[cs63201] QUESTIONS ABOUT ADVANCED OPERATION SYSTEM

[Mikhail Nesterenko]

> 
> 1.  In codes of* Proc g* of *message passing* in 7th page of
> *l01intro.theory.ppt,
> *unlike other processes, *Proc g *doesn?t contains a *Boolean** pr**edicate,
> *and it is said in the lecture that it will be executed only when the
> channel is not empty. But I can?t see any restriction can make the codes
> achieve the function of being guarded, and I assume that the *Proc g *would
> be excused even the channel is empty.

Well, the "receive" statement in the guard is a convenient
shorthand. Specifically

	   receive message(data) -->  
	   	   command

is a shorthand for:

     	   if channel is not empty -->
	           receive message(data),
		   command

That is, this guarded command is only enabled when there is
a message in the channel.


> 2.  The second question is about the concept of *atomic operation*
> in the 8 th page of *l01intro.theory.ppt*, does ?*cannot
> interleave*? means that only in the condition of no other atomic
> operations are able to be executed could one atomic operation be
> executed?

Atomic action execution cannot interleave (i.e. overlap). Atomic
actions can be executed jointly under powerset execution semantics or
in synchronous execution.  Under interleaving semantics, only one
atomic action can be executed at a time.

> 
> 3.  In the 10th page of *l01intro.theory.ppt*, it is said that* ?**a
> computation is weakly fair if no action is enabled in infinitely many
> consequent states without being executed (no process can **?**get
> stuck**?**forever)
> **?*, does it means that if a computation are able to meets its fixpoint
> then we could say the computation is *weakly fair**?*

That is something I asked you folks to think about. That is, can a
finite computation not be weakly fair? If yes, give an example; if
not, explain why not.

Also, the definition of weak fairness in the slides may be a bit
misleading. A more precise definition of weak fairness,
even if it takes a bit to think about it, is this:

      if an action (guarded command) is enabled in all but finitely
      many states, it is executed infinitely often.

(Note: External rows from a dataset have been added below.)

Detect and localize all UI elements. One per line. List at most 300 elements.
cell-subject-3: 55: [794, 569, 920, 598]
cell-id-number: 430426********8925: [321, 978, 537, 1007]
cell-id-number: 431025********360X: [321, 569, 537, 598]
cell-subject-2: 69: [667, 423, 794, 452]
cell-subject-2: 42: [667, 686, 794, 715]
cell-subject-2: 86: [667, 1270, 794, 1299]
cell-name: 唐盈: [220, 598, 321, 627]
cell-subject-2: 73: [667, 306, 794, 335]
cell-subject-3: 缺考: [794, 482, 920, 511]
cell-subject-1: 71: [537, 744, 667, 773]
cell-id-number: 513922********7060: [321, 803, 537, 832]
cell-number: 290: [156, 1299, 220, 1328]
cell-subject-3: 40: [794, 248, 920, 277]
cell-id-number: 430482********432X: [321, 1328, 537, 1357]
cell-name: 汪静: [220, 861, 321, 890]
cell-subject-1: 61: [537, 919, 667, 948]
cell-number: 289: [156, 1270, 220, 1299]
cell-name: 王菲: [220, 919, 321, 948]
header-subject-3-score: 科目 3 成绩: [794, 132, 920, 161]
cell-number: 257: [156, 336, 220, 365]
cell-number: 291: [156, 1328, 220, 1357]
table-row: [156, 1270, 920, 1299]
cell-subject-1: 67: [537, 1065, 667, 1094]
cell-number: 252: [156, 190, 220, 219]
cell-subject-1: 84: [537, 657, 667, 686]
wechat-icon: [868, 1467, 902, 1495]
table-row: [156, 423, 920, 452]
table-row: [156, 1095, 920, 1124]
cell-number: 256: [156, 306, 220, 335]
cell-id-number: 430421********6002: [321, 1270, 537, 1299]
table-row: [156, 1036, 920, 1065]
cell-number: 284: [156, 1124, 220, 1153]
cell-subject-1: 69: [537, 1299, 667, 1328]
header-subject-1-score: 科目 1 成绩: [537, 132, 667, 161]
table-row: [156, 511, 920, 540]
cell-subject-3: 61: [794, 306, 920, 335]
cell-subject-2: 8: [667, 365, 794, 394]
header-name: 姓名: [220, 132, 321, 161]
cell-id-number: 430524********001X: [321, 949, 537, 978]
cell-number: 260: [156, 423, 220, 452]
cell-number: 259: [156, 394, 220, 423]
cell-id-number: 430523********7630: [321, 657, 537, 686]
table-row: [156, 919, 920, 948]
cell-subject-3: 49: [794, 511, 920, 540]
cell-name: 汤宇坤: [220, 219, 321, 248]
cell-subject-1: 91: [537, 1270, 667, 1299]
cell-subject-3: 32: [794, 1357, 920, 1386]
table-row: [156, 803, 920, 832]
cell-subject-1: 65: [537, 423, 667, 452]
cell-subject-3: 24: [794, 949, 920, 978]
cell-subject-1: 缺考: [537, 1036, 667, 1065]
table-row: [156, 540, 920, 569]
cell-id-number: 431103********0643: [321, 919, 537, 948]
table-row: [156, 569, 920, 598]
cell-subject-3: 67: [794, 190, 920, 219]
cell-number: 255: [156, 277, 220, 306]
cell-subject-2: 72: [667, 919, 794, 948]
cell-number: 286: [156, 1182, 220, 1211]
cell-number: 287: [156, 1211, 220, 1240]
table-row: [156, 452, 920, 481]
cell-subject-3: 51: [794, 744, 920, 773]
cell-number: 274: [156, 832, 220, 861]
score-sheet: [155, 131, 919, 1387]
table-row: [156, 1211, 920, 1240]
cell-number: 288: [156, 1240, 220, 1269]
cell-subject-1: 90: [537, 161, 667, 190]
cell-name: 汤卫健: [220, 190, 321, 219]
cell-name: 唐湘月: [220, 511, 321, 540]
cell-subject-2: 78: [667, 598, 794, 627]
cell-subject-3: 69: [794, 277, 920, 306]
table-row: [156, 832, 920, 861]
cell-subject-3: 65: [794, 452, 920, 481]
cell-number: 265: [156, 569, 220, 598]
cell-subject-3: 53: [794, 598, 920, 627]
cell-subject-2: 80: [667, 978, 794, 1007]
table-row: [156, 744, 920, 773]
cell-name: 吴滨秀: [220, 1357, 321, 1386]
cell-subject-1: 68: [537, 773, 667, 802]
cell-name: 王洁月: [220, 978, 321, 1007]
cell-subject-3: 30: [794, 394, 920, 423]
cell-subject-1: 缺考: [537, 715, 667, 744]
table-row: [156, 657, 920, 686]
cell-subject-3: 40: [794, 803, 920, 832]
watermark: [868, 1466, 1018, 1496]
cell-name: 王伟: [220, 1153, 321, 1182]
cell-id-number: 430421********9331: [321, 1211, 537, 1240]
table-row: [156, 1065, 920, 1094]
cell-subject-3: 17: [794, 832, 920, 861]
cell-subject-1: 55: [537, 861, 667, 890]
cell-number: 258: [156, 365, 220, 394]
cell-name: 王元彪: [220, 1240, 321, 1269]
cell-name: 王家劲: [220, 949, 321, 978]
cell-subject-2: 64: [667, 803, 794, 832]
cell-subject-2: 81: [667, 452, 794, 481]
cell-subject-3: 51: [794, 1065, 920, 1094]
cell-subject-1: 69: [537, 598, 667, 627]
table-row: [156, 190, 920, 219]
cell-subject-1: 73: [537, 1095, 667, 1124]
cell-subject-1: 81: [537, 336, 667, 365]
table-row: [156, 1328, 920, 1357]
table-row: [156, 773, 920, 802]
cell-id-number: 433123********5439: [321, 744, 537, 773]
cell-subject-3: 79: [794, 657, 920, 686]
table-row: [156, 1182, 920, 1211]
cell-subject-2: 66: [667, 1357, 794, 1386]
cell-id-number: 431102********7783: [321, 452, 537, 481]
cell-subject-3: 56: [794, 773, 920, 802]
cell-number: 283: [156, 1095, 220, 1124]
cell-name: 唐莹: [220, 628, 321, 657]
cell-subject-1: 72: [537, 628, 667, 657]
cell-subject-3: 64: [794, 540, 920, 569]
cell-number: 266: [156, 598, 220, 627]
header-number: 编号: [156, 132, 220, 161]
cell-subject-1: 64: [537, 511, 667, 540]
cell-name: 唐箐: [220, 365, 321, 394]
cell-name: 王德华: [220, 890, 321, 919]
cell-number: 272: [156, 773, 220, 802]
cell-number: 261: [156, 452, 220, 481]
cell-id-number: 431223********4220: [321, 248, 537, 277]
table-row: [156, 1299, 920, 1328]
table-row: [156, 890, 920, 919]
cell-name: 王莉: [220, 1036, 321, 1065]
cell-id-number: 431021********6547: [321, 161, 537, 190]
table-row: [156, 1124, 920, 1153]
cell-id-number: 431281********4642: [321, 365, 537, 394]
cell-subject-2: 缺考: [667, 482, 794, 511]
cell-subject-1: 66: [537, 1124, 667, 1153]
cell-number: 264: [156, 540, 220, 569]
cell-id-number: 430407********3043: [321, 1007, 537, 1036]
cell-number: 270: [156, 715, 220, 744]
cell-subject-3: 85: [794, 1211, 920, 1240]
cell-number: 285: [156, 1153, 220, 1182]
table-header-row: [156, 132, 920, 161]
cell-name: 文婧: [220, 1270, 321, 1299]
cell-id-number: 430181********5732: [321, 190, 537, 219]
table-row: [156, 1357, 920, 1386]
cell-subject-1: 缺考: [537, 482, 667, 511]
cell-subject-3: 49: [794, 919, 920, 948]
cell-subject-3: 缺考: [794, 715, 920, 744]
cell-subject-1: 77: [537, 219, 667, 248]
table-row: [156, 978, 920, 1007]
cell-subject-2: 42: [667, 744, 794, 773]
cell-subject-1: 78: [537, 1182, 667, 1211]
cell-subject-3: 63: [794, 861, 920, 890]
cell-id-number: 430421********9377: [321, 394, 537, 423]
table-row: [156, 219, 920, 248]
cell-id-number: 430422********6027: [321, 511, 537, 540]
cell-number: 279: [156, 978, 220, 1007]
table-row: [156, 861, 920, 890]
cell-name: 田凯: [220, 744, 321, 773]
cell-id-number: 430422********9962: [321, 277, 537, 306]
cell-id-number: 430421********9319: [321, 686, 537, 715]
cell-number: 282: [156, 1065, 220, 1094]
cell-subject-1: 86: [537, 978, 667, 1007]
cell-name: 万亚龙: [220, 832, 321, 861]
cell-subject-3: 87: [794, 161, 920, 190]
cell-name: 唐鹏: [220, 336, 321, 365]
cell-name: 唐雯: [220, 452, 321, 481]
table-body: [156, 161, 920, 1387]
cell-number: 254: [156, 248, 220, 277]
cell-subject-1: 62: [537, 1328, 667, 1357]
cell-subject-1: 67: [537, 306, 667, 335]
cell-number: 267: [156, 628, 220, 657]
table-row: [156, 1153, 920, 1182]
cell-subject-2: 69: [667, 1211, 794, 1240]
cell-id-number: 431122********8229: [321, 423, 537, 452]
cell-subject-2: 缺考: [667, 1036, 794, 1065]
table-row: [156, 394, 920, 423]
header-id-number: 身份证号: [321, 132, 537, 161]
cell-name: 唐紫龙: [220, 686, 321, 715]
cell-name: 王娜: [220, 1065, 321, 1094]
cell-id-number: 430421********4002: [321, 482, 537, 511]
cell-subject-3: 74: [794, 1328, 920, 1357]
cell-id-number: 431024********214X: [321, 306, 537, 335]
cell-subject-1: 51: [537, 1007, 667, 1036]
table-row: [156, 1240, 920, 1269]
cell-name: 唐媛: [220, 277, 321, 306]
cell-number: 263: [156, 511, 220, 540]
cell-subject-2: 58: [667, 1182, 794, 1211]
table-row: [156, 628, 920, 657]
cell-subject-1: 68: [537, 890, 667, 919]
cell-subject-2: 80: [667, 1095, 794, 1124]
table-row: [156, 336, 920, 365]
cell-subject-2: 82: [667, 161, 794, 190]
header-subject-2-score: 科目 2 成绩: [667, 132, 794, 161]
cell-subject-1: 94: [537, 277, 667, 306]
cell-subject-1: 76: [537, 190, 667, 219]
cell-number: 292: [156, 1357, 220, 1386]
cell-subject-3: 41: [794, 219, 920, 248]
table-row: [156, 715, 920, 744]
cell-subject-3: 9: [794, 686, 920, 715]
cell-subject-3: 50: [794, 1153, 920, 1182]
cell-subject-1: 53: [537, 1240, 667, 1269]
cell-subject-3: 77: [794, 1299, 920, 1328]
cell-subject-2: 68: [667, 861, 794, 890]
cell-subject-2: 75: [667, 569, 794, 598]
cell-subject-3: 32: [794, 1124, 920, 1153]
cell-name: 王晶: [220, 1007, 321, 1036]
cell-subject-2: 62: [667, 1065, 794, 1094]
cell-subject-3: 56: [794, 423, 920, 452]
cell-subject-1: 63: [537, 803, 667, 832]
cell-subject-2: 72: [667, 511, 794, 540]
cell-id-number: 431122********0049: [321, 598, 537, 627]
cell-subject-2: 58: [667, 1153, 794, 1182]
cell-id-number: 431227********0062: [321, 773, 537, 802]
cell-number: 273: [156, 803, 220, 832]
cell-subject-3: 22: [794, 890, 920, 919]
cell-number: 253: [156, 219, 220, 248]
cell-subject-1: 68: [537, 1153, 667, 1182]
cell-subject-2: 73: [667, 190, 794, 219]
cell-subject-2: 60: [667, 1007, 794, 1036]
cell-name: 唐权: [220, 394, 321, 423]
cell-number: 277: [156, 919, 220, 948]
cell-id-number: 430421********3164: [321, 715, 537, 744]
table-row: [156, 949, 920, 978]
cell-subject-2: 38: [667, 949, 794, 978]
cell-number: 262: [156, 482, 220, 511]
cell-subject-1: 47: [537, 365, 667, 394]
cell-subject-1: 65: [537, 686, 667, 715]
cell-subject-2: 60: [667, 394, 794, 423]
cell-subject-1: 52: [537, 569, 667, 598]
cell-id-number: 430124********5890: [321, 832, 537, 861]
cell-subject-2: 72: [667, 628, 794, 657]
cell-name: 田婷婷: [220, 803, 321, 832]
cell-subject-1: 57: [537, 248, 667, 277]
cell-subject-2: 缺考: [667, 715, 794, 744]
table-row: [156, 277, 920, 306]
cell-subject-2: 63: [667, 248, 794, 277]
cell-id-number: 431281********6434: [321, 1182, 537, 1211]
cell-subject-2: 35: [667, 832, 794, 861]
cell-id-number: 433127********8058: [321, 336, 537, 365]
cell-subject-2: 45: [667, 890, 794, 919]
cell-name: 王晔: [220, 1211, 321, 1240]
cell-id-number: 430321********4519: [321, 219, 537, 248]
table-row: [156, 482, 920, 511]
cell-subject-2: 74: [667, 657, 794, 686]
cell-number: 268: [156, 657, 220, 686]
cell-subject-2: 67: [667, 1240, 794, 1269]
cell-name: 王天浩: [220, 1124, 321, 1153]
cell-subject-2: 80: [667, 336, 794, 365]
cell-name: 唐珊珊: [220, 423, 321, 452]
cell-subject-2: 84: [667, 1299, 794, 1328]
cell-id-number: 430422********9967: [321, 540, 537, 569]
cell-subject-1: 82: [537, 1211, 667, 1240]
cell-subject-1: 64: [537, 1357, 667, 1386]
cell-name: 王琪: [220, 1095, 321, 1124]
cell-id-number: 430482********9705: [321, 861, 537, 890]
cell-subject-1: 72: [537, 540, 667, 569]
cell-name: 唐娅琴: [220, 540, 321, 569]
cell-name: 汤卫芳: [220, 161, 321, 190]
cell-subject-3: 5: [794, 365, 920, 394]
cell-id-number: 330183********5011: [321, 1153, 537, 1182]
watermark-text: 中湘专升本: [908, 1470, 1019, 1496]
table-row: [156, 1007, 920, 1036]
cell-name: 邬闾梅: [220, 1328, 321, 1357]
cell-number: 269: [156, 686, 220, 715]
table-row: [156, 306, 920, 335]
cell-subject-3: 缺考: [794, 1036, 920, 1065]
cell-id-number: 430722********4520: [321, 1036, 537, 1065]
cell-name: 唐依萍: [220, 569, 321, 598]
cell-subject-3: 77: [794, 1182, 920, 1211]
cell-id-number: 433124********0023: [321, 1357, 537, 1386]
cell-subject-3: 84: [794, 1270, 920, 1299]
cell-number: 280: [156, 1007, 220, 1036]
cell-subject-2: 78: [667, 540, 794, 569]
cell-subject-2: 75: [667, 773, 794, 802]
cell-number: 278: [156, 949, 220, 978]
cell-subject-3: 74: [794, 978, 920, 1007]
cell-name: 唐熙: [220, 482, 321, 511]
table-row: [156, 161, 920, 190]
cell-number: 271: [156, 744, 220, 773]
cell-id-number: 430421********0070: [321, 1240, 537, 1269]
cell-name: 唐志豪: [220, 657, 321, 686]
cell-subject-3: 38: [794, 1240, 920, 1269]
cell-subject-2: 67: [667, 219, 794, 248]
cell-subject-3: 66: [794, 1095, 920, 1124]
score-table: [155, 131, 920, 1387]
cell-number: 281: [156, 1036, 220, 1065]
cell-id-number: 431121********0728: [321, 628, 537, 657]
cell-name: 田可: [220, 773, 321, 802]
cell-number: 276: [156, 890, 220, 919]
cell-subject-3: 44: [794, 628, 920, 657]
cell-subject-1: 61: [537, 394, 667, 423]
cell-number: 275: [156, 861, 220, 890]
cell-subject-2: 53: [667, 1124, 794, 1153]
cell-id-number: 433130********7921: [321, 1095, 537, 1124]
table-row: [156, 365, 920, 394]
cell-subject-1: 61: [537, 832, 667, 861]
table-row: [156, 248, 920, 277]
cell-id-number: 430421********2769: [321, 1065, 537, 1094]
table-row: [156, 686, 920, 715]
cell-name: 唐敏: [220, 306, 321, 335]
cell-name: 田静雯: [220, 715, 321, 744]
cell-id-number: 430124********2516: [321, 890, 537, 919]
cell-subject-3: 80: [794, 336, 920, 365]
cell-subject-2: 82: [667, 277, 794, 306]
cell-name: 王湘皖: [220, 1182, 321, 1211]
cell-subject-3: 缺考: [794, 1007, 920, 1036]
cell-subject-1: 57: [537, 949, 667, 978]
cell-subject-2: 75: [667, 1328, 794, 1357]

Also, you folks asked about strong fairness definition. Here it
is:
      if an action (guarded command) is enabled in infinitely 
      many states, it is executed infinitely often.

Here is a question for you for our next meeting.  One of the programs
that we discussed in class can generate computations that are weakly
fair but not strongly fair. Come up with an example of such
computation.

Thanks,
-- 
Mikhail